Long-term lookers who find work can expect a lesser job than previously held, with an average 25 percent cut in earnings, economists say. The older jobless worker, frustrated by years of fruitless searching, may retire early with an already diminished 401(k) and depleted savings.
And long-term joblessness takes severe emotional, physical and psychological tolls.
“It preys on your mind. It’s mind-numbing. It’s frustrating -- things are out of your control,” said Gershon, 58. “You feel very inadequate and defeated. And whatever you try to do, something is in your way.”
Of the 13.5 million unemployed Americans last month, 46 percent have been looking for work longer than 27 weeks. And, despite a considerable dip in the overall U.S. jobless rate this year, the length of unemployment continues to rise. Last month, the average unemployed American spent nearly 10 months looking for work – the lengthiest time since the Depression.
Georgia, with 478,104 jobless in February, was hit harder than most states by the recession as unemployment repeatedly peaked at 10.4 percent before dropping to the current 10.2 percent Many of the jobless once worked in construction and real estate, industries that have yet to recover.
Companies, uncertain about the future, offer part-time or contract work which leaves job seekers unsatisfied and on unemployment rolls. Some jobless stick with unemployment benefits rather than accept work that pays $7 or $8 an hour.
Most of the long-term jobless, however, want to resume careers or start new ones. Jonesboro’s Peggy Brooks, 51, filled a resume with corporate marketing and human resources jobs before striking out on her own in 2004. She successfully continued the marketing work for a series of nonprofits until two years ago when the full-time well went dry.
Four hundred resumes and two interviews later, Brooks can’t find a job.
“I actually thought it would be easy to find a job based on my work experience,” she said. “Experience and accomplishments are usually what companies look for. Now, the opposite seems to be true. People in my age group are just not being hired.”
Americans aged 45 to 54 spent an average of 46 weeks looking for work last month, according to the BLS. In general, the older the worker, the longer the search. It took people aged 55 to 64 about a year to find a job.
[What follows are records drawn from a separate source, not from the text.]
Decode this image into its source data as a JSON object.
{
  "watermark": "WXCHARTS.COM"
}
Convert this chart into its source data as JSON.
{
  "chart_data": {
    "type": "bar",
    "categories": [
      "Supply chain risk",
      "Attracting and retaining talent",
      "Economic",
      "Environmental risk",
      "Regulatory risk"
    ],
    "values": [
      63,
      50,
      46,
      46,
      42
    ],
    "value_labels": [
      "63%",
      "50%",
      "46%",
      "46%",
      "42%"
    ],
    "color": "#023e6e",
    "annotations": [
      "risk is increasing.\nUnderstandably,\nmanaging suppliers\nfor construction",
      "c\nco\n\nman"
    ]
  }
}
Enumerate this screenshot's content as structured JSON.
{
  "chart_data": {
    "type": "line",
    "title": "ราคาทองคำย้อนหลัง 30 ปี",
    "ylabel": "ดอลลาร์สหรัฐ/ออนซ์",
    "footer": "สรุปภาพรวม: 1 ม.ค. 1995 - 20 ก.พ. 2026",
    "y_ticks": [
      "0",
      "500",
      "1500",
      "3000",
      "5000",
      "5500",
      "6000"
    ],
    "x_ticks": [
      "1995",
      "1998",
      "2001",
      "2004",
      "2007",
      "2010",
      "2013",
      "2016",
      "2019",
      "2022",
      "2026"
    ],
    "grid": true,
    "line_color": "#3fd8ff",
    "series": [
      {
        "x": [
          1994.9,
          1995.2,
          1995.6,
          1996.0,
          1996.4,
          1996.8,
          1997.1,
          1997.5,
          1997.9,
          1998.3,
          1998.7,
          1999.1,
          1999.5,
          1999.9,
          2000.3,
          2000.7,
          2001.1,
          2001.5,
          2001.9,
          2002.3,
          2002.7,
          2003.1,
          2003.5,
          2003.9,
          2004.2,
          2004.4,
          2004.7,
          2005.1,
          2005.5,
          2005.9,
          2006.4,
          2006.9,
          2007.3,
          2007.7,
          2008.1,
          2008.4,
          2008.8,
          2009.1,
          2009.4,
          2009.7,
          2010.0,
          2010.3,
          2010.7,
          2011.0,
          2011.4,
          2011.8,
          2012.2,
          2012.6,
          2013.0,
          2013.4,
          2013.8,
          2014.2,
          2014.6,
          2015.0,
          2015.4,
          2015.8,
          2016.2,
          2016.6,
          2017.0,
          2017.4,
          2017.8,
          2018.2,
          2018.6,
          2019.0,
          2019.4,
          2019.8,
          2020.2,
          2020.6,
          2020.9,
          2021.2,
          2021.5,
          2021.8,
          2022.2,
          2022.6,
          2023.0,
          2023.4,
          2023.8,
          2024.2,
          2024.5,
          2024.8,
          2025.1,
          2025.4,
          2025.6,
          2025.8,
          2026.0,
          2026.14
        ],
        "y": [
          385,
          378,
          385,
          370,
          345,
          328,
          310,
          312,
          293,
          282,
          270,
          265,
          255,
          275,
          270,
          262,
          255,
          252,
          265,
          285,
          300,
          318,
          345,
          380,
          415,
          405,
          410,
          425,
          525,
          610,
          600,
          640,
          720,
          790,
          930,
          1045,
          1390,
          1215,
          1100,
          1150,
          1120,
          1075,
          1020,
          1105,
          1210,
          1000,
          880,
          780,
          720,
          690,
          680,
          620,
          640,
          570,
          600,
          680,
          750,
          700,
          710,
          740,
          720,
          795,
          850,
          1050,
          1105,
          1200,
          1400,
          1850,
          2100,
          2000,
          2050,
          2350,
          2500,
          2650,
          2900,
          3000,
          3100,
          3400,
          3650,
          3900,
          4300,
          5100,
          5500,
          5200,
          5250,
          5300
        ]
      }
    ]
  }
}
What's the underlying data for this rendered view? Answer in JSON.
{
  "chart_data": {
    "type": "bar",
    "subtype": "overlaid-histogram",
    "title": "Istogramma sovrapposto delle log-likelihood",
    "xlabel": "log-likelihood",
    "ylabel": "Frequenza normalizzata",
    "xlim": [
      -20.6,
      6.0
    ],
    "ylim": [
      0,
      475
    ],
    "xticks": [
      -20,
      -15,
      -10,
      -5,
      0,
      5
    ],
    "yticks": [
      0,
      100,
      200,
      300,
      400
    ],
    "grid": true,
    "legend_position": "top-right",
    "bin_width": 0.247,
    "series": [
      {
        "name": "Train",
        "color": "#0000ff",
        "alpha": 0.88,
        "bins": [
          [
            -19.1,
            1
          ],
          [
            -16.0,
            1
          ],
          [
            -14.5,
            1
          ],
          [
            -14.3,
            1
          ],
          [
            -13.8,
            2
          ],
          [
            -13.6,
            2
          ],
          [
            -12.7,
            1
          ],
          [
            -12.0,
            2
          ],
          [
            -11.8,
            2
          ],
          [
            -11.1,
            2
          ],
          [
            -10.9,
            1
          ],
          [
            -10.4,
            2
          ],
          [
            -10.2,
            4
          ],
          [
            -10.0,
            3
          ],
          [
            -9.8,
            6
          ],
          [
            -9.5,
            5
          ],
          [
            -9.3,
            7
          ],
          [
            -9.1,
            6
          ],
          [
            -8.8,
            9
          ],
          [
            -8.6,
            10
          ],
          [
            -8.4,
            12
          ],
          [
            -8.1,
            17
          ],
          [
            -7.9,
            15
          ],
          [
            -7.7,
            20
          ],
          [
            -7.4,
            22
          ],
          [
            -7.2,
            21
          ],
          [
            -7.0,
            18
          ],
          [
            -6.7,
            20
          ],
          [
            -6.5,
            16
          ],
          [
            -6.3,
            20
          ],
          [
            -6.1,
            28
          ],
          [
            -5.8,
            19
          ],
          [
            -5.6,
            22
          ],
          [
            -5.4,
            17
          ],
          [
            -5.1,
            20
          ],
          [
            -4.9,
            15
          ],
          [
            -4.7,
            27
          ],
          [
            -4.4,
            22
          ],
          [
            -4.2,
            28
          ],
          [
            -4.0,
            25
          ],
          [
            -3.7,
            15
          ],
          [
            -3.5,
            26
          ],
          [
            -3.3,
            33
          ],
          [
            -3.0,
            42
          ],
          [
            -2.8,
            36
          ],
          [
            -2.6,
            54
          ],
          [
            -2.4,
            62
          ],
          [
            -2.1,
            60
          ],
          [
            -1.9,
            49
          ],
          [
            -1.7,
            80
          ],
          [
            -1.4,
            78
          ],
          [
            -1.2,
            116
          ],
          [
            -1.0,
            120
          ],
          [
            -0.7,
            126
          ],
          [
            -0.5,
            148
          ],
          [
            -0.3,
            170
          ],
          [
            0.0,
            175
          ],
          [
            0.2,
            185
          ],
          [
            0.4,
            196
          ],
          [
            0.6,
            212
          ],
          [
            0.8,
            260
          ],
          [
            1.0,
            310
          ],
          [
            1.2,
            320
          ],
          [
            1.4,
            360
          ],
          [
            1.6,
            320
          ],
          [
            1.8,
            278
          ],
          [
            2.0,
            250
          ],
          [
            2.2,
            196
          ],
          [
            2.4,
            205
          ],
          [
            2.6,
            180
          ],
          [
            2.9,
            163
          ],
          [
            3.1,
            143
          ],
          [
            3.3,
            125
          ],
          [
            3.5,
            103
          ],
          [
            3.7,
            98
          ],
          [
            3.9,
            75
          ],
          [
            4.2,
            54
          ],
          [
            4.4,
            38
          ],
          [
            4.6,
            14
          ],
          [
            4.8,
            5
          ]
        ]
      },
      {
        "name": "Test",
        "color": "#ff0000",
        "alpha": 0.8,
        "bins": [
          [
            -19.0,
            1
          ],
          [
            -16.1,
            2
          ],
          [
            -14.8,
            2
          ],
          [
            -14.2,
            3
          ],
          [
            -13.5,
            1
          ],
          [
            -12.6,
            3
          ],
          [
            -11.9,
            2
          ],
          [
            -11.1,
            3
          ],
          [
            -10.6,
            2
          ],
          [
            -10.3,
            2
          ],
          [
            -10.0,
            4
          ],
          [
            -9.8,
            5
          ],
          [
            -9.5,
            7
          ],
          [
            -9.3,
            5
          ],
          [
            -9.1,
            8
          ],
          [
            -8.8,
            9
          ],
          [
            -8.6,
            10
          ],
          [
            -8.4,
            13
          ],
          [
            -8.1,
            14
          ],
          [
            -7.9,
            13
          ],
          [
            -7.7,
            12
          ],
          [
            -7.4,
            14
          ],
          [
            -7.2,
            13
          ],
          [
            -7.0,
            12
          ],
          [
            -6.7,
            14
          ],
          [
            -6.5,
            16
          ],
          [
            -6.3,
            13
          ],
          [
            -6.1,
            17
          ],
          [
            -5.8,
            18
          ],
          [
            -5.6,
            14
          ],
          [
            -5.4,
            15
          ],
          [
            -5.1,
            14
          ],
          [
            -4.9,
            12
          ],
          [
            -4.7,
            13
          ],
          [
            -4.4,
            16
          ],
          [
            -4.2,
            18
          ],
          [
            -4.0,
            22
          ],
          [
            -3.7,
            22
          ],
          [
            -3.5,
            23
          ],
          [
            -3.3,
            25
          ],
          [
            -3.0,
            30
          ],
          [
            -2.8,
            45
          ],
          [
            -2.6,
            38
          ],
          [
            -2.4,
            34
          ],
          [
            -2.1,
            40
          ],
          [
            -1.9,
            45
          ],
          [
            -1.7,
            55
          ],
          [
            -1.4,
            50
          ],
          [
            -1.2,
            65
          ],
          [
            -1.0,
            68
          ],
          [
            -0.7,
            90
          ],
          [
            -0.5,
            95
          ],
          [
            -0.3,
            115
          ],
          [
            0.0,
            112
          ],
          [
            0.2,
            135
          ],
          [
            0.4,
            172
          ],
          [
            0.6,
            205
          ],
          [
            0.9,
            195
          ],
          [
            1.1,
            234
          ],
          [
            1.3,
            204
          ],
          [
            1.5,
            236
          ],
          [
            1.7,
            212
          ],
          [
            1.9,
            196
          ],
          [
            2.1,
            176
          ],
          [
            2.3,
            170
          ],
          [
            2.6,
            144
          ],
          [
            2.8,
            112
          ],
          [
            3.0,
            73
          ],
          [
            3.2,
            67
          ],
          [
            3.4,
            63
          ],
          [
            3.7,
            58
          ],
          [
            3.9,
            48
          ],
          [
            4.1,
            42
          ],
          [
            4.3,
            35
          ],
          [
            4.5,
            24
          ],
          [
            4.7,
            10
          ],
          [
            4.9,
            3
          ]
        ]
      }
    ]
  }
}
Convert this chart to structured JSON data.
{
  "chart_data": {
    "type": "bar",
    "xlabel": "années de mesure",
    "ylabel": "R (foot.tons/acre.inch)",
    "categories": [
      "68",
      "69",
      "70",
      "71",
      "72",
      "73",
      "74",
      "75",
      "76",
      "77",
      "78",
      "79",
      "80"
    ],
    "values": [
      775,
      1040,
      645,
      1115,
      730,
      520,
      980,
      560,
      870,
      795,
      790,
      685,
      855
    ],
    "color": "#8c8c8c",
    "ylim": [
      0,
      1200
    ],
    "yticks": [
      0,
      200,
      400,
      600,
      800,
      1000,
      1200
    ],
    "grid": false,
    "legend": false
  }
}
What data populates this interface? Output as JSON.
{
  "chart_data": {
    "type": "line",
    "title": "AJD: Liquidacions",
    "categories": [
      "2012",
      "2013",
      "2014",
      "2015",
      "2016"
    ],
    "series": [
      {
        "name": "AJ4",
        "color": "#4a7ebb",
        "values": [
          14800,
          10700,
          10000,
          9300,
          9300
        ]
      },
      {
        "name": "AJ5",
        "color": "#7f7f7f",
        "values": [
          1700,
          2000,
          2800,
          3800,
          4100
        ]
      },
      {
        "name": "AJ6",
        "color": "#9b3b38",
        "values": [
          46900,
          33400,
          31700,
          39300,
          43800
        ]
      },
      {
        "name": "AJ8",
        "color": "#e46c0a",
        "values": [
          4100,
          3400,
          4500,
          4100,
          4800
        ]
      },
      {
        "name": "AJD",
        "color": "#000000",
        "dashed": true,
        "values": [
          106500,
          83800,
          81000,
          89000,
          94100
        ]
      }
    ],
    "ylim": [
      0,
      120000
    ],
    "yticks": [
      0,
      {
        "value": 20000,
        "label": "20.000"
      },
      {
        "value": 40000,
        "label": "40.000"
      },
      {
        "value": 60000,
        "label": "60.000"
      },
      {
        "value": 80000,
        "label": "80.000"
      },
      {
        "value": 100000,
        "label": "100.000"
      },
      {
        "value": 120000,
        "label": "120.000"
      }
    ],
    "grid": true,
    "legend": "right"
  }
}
Employers are wary of hiring older workers who may cost more, jump at better-paying jobs and retire sooner. Economists add that job skills erode the longer somebody is out of the work force and they become less marketable.
“Some of the long-term unemployed who are toward the end of their working life may transition to retirement sooner than they expected and may be forced to turn to Social Security at age 62,” said O’Leary, with the nonpartisan Upjohn Institute.“People who do go back to work won’t likely go back to what they had before.”
Meantime, they survive. Brooks’ husband, a warehouseman, covers most of the bills but can’t afford to fix his truck. Their mortgage isn’t paid, cable TV is history, meat makes less frequent appearances at the dinner table and their granddaughter won’t get the prized gown for a school pageant.
Sleepless nights haunt Gershon too. Laid off from a camera company, where he worked technical and customer service jobs, well before the recession began, Gershon gets by with part-time work from the American Kidney Fund and the city of Suwanee. He exhausted unemployment benefits, accepted food stamps and energy assistance and held garage sales to make ends meet.
Long-term joblessness “tears you down,” he said earlier this week after attending a job seminar at Goodwill in Lawrenceville.
“You get knocked down so many times it gets numbing,” he added. “It’s tough when you see other people getting by and you’re not. All I want is a legitimate chance to work.”